At least five million children are already suffering from acute malnutrition, according to humanitarian analysts, despite northern Nigeria being the country’s long-standing agricultural heartland. The area, traditionally known for its production of maize, millet, and sorghum, is now struggling to sustain its own population amid economic hardship, insecurity, and a breakdown of food distribution systems.

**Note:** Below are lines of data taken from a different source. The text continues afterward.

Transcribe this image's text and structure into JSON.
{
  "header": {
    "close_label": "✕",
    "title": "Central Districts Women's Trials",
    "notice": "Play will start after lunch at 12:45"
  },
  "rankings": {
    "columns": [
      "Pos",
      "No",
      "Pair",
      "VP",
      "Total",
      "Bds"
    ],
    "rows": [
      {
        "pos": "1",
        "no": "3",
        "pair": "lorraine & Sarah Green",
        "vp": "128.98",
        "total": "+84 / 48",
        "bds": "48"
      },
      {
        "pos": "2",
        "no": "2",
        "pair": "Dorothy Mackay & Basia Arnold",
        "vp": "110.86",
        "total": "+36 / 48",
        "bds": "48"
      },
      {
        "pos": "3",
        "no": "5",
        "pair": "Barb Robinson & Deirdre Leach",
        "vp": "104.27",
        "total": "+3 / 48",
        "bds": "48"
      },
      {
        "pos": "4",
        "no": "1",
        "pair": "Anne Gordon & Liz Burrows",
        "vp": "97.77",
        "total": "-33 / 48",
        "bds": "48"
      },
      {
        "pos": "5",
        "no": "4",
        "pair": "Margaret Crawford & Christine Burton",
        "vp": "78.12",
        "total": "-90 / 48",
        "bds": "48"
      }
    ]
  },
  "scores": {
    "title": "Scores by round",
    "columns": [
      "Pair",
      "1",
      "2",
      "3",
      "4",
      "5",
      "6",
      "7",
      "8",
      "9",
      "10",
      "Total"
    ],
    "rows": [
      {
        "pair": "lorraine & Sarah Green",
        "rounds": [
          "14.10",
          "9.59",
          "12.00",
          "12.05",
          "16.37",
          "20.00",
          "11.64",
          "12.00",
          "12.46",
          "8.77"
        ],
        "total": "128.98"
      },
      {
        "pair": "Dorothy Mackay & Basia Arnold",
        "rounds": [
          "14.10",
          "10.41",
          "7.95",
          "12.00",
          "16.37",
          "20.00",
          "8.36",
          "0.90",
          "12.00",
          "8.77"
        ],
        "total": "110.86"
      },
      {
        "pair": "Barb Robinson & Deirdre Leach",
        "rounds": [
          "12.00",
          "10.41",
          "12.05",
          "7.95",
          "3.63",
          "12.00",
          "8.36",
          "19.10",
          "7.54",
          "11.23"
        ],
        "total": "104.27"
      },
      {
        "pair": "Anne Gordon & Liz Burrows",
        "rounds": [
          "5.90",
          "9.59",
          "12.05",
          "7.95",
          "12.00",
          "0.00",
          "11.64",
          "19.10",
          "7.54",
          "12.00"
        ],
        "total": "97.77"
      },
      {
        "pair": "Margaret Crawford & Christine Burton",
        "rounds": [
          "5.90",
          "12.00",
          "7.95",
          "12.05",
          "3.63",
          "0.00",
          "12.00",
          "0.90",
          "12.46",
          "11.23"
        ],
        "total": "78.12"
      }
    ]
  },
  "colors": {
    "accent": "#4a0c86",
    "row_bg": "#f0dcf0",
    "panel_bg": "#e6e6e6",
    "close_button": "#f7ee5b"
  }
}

In Borno State and other northeastern regions, more than one million people are believed to be facing immediate hunger. The World Food Programme’s West Africa Regional Director, Margot van der Velden, warned that nearly 31 million Nigerians across the country are experiencing acute food insecurity, and many require life-saving food support.

“This is not just a crisis. It’s a catastrophe in the making,” van der Velden said, as the WFP reported critical shortages of food and nutrition supplies.

Shrinking Aid at the Worst Time

The crisis is being compounded by severe funding shortfalls. Multiple aid agencies operating in West Africa have either scaled back or shut down operations following the dismantling of USAID infrastructure under the Trump administration, leaving millions without access to emergency food or medical care.

The World Food Programme has warned that its emergency operations in Nigeria would cease altogether by July 31, citing critical funding gaps. “Our food and nutrition stocks have been completely exhausted,” the agency stated bluntly.

As of late July, the WFP’s urgent appeal for $130 million to sustain its Nigeria operations through 2025 had received only 21% of the required funding, a shortfall that experts say puts millions at risk of famine.

Agricultural Collapse Meets Conflict

While Nigeria remains one of Africa’s largest economies, conflict in the north, rising inflation, and climate shocks such as droughts and flooding have left rural communities unable to harvest or transport crops. Armed groups continue to disrupt farming and displace families across the region.

“People are watching their children waste away not because there is no food in the world, but because global aid is vanishing and the local systems have collapsed,” said one humanitarian worker operating in Borno, who asked not to be named.

The UN has urged the international community to urgently step up both funding and political pressure to address what it describes as a preventable crisis — if swift action is taken.

Without intervention, aid workers warn, northern Nigeria could soon witness famine-like conditions in areas that were once considered food baskets for the entire nation.